[US to Sri Lanka and Nepal 2012] Howie Howard in “Above the Fold”

03-29-2012 posted by Acypl

Our blog post today comes from Sri Lanka/Nepal delegate Representative Adam “Howie” Howard, who serves in the Vermont House of Representatives.

Sunday March 25th, Colombo, Sri Lanka—The top headline on Sri Lanka’s Observer newspaper says it all this morning: “UNHRC vote shows declining US popularity.”

It’s one of more than a dozen stories in the A section of the paper decrying the American move at the United Nations Human Rights Council in Geneva on Thursday morning: The effort pressures the Sri Lankan government to reconcile more quickly with its minority Tamil population even though, it says, this work is already well underway.

Starting in 1983 Tamil separatists, known as the LTTE or Tamil Tigers, led a bloody terrorist insurgency that culminated in a savage end in May of 2009. Fighters reportedly used civilians as human shields against government forces. In the final weeks of conflict UN and American observers pressed the Sri Lankan government to allow peacekeepers in to avoid what would become a slaughter. President Mahinda Rajapaksa resisted international intervention and allowed the fighting to continue, crushing the Tiger movement and killing its leader.

“Our estimates say that anywhere from 8,000 to 40,000 people died at the end,” South Asia Unit Chief Sheila Berry said Friday morning at our State Department briefing. “It will be good for you to be there,” she added, referring to our seven-person ACYPL (American Council of Young Political Leaders) delegation.

An hour later, at a luncheon in the home of Sri Lankan Ambassador Jaliya Wickramasuriya we got a taste of the restrained vitriol emerging in the wake of the American UNHRC effort. “We were very disappointed in the American resolution,” the Ambassador said, with his finest diplomatic reserve. “When you go there you will see all we are doing. It is 100% peaceful. 100% safe.”

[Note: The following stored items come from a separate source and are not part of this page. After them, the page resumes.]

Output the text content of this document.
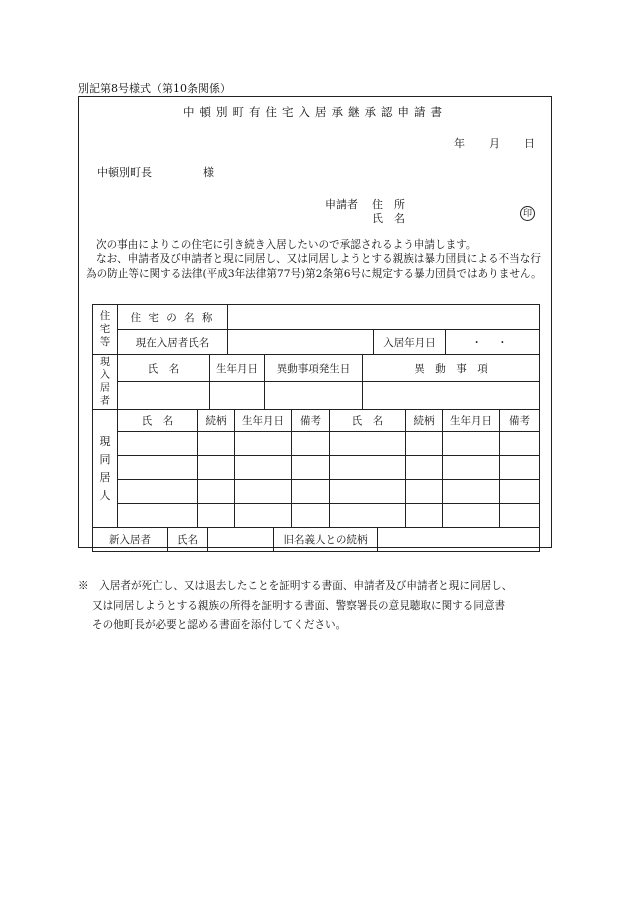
別記第8号様式（第10条関係）
中頓別町有住宅入居承継承認申請書
年 月 日
中頓別町長	様
申請者 住　所
氏　名	印
次の事由によりこの住宅に引き続き入居したいので承認されるよう申請します。
なお、申請者及び申請者と現に同居し、又は同居しようとする親族は暴力団員による不当な行為の防止等に関する法律(平成3年法律第77号)第2条第6号に規定する暴力団員ではありません。
住
宅
等	住 宅 の 名 称			
	現在入居者氏名		入居年月日	・ ・
現
入
居
者	氏　名	生年月日	異動事項発生日	異　動　事　項

現
同
居
人	氏　名	続柄	生年月日	備考	氏　名	続柄	生年月日	備考

新入居者	氏名		旧名義人との続柄	
※　入居者が死亡し、又は退去したことを証明する書面、申請者及び申請者と現に同居し、
又は同居しようとする親族の所得を証明する書面、警察署長の意見聴取に関する同意書
その他町長が必要と認める書面を添付してください。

That could be true. But our trip is packed with anything but beach visits, shopping or elephant viewings. Tomorrow we’ll be briefed by members of the National Reconciliation Unit on the “rehabilitation of former combatants and psychosocial training for war affected children.” On Wednesday we travel two hours north toward Vavuniya where the Tigers were active to visit the Psychosocial Child Rehabilitation Training Center in Nedunkerni. It’s heavy stuff. And it’s the heavy stuff that doesn’t make the American headlines now that the killing has ended.

Human rights. The subject, the reality, isn’t just above the fold and on every page here in Colombo. It’s above the fold in everyone’s minds from locals’ to tourists’ to ours’ as we pass AK-47 wielding security guards near our hotel. It’s the top headline in every conversation our delegation has on the bus at 3:30 a.m. this morning after 18 hours of flying. It’s viral.

In only a few hours of briefings Friday at the State Department, the Sri Lankan Ambassador’s home and at the humble Embassy of Nepal, it is clear that everything starts at the primary human rights baseline and climbs from there in South Asia. Climbs to conversation of unemployment, sanitation, imports, exports, GDP, healthcare, whatever. That’s all secondary.

The American human rights vernacular tends to start at the secondary. Building a convenient hierarchy of what human rights are shouldn’t be that casual. So, instead of thinking about what human rights are—work with me—I’m starting to think about what Human Rights, capital H, capital R are not. It’s not a Human Right to die as a child in the crossfire of some grown up war in Sri Lanka. It’s not a Human Right to huddle among hundreds of women in the sex trade on the boarder of Nepal and India.

And as the briefings end and the reality of this journey begins I know, unfortunately, my list will grow.